Have anyone else found a pragmatic and easy approach to having external content without doing the sitemap and customization changes for each environment?
EDIT: Confirmed with other sources that my understanding of the guidelines are correct, as this is also listed in the list of unsupported changes. Virtual folders and web apps are to be kept totally separated from the default CRM web site.
Creating an Internet Information Services (IIS) application inside the Microsoft Dynamics CRM website for any VDir and specifically within the ISV folder is not supported.
MSDN gg328350: Unsupported Customizations
If you primarily need to access CRM data/records, take a look at using a jScript web resources. You can do "most" CRUD operations using the REST OData services. If you use JQuery to parse the JSON it's very productive.
I have found a solution much like the javascript redirect, without the need for client execution and only configuring the environment details (servername, port) once. Additional logic can easily be added.
The solution creates a dependency into the customizations, but not an environment one like and can be used for unmanaged and managed solutions.
The solution was to place a file Redirect.aspx in the ISV folder. The code does not in any way interact with CRM and falls within the supported guidelines, however the solution is not future proof as the ISV folder is deprecated by Microsoft.

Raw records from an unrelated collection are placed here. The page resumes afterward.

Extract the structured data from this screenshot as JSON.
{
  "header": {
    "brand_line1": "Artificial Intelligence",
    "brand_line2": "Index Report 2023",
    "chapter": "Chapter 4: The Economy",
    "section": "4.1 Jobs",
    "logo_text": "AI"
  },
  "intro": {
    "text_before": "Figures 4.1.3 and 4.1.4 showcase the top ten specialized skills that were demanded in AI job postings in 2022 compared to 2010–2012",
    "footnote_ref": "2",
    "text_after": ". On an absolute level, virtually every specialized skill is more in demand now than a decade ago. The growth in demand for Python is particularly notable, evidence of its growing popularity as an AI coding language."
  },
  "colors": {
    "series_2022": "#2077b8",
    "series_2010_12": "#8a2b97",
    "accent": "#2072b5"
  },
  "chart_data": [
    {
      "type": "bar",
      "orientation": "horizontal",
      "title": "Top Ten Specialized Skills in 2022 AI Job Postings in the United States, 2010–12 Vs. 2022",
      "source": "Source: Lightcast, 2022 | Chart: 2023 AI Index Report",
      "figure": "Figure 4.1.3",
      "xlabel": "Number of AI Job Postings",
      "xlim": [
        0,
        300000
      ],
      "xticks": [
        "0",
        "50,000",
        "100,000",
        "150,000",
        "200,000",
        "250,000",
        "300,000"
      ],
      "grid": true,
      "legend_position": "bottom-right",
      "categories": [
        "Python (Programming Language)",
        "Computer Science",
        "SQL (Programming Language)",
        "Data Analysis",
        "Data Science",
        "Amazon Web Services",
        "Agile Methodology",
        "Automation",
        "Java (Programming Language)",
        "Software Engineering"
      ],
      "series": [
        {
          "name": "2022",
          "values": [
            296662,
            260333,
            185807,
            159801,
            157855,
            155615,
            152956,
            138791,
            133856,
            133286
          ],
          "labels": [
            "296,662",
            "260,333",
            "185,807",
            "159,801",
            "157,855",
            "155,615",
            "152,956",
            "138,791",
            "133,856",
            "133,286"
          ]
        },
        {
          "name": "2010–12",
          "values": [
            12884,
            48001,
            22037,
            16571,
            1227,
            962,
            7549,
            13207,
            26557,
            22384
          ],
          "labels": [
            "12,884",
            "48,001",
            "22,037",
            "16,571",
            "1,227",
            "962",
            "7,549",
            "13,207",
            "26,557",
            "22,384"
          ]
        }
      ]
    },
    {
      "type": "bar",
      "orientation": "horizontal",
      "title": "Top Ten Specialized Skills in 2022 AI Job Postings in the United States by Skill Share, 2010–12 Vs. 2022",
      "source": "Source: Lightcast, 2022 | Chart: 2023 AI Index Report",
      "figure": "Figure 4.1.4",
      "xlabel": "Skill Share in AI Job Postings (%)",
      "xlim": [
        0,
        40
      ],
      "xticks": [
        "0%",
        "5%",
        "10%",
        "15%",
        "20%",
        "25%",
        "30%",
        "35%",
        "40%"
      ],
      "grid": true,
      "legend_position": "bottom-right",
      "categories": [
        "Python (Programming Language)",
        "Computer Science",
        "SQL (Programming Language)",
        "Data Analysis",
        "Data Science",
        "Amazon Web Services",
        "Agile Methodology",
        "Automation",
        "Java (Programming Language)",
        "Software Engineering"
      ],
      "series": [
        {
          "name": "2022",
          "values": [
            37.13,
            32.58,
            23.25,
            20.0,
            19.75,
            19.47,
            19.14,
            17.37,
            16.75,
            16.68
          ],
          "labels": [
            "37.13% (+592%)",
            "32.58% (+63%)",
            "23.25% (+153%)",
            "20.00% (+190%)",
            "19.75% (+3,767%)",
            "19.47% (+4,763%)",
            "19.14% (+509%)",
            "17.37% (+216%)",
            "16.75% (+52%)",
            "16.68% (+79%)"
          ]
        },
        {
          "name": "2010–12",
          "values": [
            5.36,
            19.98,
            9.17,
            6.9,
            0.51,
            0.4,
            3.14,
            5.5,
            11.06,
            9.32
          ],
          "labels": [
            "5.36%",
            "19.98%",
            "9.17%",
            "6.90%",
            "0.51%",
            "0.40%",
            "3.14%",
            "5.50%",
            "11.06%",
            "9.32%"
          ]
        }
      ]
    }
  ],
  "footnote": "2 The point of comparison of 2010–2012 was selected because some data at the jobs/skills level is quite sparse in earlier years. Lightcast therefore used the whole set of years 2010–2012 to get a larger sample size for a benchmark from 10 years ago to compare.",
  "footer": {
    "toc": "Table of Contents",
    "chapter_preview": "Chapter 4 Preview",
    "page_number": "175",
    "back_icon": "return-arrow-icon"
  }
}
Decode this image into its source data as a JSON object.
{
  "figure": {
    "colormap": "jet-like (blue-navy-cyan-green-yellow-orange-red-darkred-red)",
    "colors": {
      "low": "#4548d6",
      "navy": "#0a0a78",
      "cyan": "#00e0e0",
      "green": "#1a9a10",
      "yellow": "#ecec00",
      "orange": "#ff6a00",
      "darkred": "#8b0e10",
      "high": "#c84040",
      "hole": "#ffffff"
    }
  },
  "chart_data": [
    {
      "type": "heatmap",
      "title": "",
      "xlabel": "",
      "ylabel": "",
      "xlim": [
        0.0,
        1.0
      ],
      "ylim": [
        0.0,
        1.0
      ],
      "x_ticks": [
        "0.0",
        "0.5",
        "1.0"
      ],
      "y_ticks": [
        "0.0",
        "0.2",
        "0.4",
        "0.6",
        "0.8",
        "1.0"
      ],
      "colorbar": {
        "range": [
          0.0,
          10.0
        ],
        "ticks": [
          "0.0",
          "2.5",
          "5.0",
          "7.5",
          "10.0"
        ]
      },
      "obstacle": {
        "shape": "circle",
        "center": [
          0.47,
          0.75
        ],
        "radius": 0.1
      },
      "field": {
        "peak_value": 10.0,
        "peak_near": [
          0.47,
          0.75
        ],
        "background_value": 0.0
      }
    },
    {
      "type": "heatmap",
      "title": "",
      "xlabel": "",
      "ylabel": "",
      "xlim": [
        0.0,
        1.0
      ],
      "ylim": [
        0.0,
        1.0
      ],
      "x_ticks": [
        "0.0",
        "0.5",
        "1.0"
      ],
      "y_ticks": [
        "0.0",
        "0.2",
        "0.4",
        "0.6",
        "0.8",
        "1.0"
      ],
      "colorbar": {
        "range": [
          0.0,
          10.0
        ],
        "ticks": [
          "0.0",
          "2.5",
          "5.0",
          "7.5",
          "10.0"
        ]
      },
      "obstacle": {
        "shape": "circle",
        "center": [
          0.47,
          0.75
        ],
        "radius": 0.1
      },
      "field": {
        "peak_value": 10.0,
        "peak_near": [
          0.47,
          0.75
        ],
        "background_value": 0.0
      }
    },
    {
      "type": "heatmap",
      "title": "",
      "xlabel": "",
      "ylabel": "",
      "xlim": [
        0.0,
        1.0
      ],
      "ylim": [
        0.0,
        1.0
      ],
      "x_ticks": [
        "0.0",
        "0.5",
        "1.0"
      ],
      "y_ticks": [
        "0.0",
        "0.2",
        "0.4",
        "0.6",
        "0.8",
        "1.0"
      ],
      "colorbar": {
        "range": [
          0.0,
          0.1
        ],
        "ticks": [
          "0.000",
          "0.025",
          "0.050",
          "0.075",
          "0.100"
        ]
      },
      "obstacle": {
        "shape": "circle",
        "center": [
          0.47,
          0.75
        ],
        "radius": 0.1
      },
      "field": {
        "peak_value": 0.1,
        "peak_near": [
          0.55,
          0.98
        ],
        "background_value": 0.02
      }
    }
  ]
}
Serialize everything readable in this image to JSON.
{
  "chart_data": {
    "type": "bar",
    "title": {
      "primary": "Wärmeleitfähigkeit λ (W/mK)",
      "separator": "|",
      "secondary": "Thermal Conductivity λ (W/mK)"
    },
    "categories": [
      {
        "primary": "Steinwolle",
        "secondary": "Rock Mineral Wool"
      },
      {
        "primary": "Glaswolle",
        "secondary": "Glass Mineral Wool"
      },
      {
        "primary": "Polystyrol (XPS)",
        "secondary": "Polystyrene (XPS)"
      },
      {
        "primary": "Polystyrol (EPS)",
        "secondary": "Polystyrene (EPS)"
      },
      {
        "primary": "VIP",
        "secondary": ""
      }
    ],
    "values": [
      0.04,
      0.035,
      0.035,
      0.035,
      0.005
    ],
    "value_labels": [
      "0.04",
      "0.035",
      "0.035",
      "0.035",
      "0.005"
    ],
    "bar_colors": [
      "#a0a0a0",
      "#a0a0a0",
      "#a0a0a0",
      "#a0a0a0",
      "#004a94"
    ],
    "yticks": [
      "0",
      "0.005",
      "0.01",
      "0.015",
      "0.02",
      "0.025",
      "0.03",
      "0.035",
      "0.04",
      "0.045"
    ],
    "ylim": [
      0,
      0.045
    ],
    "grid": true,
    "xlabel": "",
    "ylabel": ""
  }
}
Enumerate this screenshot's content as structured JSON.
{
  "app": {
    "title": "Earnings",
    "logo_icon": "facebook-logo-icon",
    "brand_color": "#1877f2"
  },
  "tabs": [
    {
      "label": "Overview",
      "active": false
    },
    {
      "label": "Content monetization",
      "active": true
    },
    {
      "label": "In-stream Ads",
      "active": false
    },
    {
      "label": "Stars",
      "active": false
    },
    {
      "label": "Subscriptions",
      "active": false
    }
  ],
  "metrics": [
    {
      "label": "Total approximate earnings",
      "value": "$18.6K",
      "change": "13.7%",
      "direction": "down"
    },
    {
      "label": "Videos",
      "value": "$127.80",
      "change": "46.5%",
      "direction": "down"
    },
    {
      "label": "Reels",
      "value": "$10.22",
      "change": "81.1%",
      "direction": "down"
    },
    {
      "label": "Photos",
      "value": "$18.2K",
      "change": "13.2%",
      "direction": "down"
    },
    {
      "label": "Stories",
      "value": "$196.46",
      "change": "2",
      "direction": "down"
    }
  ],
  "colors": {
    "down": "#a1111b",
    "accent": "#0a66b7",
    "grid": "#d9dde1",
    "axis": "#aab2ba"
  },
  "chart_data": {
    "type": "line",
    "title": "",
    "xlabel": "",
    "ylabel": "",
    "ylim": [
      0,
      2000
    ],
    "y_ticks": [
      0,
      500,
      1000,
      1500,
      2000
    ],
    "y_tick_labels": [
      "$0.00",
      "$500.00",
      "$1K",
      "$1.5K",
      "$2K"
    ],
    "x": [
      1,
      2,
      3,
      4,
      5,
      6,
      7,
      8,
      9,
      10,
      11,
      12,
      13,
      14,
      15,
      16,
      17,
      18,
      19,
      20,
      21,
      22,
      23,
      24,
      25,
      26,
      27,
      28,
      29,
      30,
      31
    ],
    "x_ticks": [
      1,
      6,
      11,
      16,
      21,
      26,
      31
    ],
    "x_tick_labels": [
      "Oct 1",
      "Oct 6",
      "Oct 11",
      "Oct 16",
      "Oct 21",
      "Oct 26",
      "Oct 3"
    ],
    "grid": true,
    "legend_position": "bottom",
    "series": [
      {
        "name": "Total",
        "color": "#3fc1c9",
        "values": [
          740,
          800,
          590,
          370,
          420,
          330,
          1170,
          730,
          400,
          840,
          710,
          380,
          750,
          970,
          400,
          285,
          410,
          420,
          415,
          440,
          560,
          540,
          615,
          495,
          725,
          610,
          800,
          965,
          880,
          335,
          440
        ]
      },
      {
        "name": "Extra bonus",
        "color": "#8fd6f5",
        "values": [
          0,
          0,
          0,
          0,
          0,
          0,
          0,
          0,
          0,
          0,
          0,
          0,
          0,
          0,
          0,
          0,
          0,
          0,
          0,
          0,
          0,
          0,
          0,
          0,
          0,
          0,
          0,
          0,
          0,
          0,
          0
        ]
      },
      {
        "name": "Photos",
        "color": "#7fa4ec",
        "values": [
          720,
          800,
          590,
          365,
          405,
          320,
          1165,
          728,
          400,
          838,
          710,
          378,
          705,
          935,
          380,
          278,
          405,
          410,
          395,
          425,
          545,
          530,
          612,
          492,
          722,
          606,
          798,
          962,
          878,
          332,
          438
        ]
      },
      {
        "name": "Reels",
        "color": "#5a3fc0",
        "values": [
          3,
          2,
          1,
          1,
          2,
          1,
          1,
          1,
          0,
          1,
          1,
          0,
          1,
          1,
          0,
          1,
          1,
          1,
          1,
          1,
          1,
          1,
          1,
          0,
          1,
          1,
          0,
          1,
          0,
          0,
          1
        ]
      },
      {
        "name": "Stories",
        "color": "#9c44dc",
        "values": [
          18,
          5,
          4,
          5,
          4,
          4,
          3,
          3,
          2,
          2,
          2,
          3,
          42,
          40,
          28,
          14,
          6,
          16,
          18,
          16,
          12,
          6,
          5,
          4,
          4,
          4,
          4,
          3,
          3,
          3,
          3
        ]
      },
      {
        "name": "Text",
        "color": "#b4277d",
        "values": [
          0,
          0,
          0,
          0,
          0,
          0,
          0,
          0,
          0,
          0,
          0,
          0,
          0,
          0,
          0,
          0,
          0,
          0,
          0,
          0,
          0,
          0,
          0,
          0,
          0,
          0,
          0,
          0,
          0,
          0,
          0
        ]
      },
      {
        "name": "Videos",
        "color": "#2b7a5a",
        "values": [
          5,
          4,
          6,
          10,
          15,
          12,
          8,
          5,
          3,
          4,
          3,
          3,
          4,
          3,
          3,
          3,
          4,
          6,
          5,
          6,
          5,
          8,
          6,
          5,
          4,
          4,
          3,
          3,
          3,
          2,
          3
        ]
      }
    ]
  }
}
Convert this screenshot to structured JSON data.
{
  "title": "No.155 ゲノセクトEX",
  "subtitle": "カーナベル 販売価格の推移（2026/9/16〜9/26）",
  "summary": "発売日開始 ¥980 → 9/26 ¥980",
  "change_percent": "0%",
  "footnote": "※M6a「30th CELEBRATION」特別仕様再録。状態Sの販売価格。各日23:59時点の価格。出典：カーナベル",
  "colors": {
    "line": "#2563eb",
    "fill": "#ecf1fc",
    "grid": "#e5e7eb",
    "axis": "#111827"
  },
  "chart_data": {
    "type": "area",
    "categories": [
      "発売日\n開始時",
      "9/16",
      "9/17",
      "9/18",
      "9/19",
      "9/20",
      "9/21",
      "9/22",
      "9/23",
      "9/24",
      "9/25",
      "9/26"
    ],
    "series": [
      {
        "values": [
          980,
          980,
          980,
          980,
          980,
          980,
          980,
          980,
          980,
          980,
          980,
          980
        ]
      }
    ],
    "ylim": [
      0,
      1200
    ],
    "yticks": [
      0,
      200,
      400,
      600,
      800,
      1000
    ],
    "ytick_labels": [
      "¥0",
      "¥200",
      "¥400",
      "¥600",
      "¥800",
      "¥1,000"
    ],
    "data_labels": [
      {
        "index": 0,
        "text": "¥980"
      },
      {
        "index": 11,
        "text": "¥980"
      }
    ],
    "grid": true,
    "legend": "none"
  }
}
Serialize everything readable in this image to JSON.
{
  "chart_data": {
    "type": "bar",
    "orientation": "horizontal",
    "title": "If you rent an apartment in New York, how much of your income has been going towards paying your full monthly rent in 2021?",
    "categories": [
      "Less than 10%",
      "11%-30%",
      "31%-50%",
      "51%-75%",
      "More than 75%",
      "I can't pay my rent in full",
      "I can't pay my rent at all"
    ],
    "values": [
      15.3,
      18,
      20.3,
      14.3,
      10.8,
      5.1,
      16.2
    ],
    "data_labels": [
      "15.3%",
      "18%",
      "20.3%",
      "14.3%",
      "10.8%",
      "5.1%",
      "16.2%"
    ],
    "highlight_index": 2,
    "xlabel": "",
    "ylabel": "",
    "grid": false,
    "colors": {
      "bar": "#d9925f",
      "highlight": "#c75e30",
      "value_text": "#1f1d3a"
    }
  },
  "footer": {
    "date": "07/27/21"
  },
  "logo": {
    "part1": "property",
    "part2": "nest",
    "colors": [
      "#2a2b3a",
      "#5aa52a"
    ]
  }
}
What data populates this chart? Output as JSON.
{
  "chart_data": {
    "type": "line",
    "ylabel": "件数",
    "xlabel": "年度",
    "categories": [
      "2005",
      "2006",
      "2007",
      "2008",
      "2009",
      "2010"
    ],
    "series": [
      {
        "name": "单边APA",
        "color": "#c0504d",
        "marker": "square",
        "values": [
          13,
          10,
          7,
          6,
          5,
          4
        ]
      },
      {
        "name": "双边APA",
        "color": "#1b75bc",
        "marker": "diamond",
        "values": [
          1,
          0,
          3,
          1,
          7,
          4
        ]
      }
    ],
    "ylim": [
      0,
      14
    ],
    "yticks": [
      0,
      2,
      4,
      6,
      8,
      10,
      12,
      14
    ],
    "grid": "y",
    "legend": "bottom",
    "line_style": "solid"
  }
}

Redirect.aspxwill automatically pass along any parameter passed, so will work with or without the entity identifiers and so on.
Usage:
Place the file in the ISV folder on the CRM app server
Change the server name and port to match the current environment (must be done for each environment)
In customizations, for example for an iframe, use the following as a source:
/ISV/Redirect.aspx?redirect=http://SERVERREPLACE/CustomMvcApp/SomeControllerAction
Here is the content of Redirect.aspx
<%# Page Language="C#" %>
<html>
<script runat="server">
protected override void OnLoad(EventArgs e)
{
// must be customized for each environment
const string ServerBaseName = "appserver1:60001";
const string UrlParameterName = "redirect";
const string ReplacePattern = "SERVERREPLACE";
var parameterUrl = Request.Params[UrlParameterName].Replace(ReplacePattern, ServerBaseName);
var queryStringBuilder = new StringBuilder();
foreach (var key in Request.QueryString.AllKeys)
{
if (key == UrlParameterName)
{
continue;
}
queryStringBuilder.Append(!(queryStringBuilder.Length > 0) ? "?" : "&");
queryStringBuilder.Append(key + "=" + Request.QueryString[key]);
}
var completeRedirectString = parameterUrl + queryStringBuilder;
Response.Redirect(completeRedirectString);
}
</script>
<head>
<title>Redirecting</title>
</head>
</html>
Not quite "relative urls" as per your question, but a solution I use is to store "stub" or "root" urls in a config entity and read those records in JScript at runtime to determine the fully qualified destination for your custom links.